Cryptocurrencies Affected by Inflation, Taxes, Trends
Top cryptocurrencies like Bitcoin, Ethereum, and BNB may be more susceptible to external market factors than some crypto enthusiasts would like to believe. These and other major tokens fell sharply in the first two weeks of April 2022, with the broader crypto market losing almost $400 billion of value during that time. What’s worse, analysts say that a “disaster” in the financial markets could send crypto prices plunging even further.
While Bitcoin has moved above and below a price threshold of $40,000 throughout most of 2022, the latest price drop is a reminder to investors that decentralized digital tokens may still react strongly to factors such as inflation, taxes, and overall market performance.
- Cryptocurrencies plunged in the first part of April 2022, dropping about $400 billion in value in the first two weeks or so.
- Although cryptocurrencies are purported to operate independently of many external market influences, recent trends suggest that this may not be entirely true.
- Investors should look to factors such as inflation, Federal Reserve policy, and tax season for potential links with cryptocurrency performance.

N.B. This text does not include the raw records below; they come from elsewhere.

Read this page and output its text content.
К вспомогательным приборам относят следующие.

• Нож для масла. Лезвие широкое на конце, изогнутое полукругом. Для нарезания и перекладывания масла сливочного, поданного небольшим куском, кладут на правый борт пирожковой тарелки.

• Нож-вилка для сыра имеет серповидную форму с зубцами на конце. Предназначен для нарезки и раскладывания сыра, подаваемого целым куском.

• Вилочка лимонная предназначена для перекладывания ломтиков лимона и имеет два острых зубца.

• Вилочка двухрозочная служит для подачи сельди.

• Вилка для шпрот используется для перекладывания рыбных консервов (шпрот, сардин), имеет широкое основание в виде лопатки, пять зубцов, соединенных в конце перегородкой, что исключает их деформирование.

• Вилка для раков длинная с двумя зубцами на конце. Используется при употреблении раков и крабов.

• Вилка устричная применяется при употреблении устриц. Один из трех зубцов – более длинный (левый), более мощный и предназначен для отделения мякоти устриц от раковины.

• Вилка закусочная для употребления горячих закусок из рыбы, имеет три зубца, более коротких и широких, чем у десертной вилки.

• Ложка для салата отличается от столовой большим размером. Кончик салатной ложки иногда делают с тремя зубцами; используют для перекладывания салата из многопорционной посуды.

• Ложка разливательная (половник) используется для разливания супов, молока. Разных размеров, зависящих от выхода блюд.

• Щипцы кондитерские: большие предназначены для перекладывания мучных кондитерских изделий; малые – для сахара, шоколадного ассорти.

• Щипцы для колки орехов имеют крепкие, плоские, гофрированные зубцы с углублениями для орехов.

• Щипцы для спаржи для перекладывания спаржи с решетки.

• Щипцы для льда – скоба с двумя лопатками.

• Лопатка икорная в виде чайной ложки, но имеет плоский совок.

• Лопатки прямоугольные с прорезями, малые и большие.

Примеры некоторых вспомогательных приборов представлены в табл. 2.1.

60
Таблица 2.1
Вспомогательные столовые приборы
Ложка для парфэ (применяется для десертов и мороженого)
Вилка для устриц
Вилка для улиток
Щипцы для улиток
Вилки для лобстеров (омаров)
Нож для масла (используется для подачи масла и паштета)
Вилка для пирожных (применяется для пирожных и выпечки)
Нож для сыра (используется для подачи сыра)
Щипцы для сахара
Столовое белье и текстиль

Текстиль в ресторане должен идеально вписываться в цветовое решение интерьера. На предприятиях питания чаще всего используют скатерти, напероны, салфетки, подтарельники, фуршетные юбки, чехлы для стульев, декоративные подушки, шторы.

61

External Factors Suggest Influence on Crypto Prices
The most recent cryptocurrency sell-off has coincided with a decline in U.S. stock market futures. These declines may be attributable to news that March marked an 8.5% year-over-year (YOY) increase in the consumer price index (CPI). Inflation remains a significant concern, and with it the possibility of a recession in the near to medium term. Investors viewing cryptocurrencies as a strong alternative investment during times of market turbulence should watch carefully to see how cryptocurrency prices move as the Federal Reserve works to curb inflation.
Tax Season Impact?
The recent slump in cryptocurrency price levels may also be due in part to tax season. In a majority of recent tax seasons, from January through March, Bitcoin has fallen. While this could be a coincidence, some analysts suspect that Bitcoin tends to underperform in the first months of the year relative to other months because investors who realized major gains in crypto assets during the previous year tend to sell some of their holdings to cover anticipated tax liabilities. This is complicated by the disparate ways that jurisdictions treat capital gains.
Federal Reserve Policies
As analysts expect the Federal Reserve to increase interest rates and borrowing costs, investors in the crypto space may want to watch for signs that economic demand is suffering. This may be felt most prominently in traditionally riskier areas like cryptocurrency. Rising bond yields could also minimize excess return that investors could achieve from cryptocurrencies relative to safer bets like bonds. Combined with persistent inflation and other large-scale economic concerns, this shift may cause investors to turn away from cryptocurrencies to safer alternatives. This could be reflected in the price level of digital tokens for those who continue to trade in this space.